The Emory team is led by faculty advisor Jinho Choi (center) and graduate students James Finch (left) and Sarah Finch.
A team of six Emory computer science students made it to the final round for Amazon’s Alexa Prize Socialbot Grand Challenge, a global competition among universities to create a chatbot that advances the field of artificial intelligence. The winner of the 2021 Alexa Prize will be announced in mid-August. At stake is a $500,000 first prize. In addition, $1 million in research funds will be awarded to the winning team if it meets the “grand challenge” criteria, including the ability of its chatbot to engage the judges in conversation for at least 20 minutes.

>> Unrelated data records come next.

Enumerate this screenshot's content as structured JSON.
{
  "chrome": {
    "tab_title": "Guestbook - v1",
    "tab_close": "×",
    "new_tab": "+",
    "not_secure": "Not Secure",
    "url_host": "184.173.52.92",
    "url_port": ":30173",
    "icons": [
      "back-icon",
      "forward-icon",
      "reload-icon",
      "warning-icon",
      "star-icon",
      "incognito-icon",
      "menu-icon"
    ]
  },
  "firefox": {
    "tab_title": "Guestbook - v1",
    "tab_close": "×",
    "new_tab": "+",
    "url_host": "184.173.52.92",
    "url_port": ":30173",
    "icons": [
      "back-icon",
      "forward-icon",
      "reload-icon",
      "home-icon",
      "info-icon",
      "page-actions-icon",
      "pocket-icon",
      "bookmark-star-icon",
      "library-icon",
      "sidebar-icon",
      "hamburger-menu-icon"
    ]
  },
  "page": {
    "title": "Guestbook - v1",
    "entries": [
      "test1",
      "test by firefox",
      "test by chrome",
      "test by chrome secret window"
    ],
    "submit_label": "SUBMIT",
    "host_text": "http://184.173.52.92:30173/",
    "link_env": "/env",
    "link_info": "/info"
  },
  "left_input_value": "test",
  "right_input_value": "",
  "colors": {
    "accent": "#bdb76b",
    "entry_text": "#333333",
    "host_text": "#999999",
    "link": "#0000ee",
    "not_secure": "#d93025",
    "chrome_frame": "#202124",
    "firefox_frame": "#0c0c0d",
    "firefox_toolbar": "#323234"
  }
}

In addition to Emory, the finalists are Czech Technical University, Prague; SUNY at Buffalo, New York; Stanford University and the University of California Santa Cruz.
The Emory team is headed by graduate students Sarah Finch and James Finch, along with faculty advisor Jinho Choi, assistant professor in the Department of Computer Sciences. Last year, the trio headed a team of 14 Emory students that took first place, winning $500,000 for their chatbot named Emora. They chose the name because it sounds like a feminine version of “Emory” and is similar to a Hebrew word for an eloquent sage.
This year, they are turning up the heat with an even more advanced version of Emora and new team members, including graduate student Han He and undergraduates Sophy Huang, Daniil Huryn and Mack Hutsell. All the students are members of Choi’s Natural Language Processing Research Laboratory.
“I’m extremely proud to have such a talented team of students,” Choi says. “It’s a group of strongly motivated people with the right combination of diverse skills coming together at the right time. They’re working on changing the paradigm for conversational artificial intelligence.”
“We’re using some established technology but taking a groundbreaking approach in how we combine and execute dialogue management so a computer can make logical inferences while conversing with a human,” adds Sarah Finch. “Ultimately, we’re making Emora even more flexible in how she can interact with people.”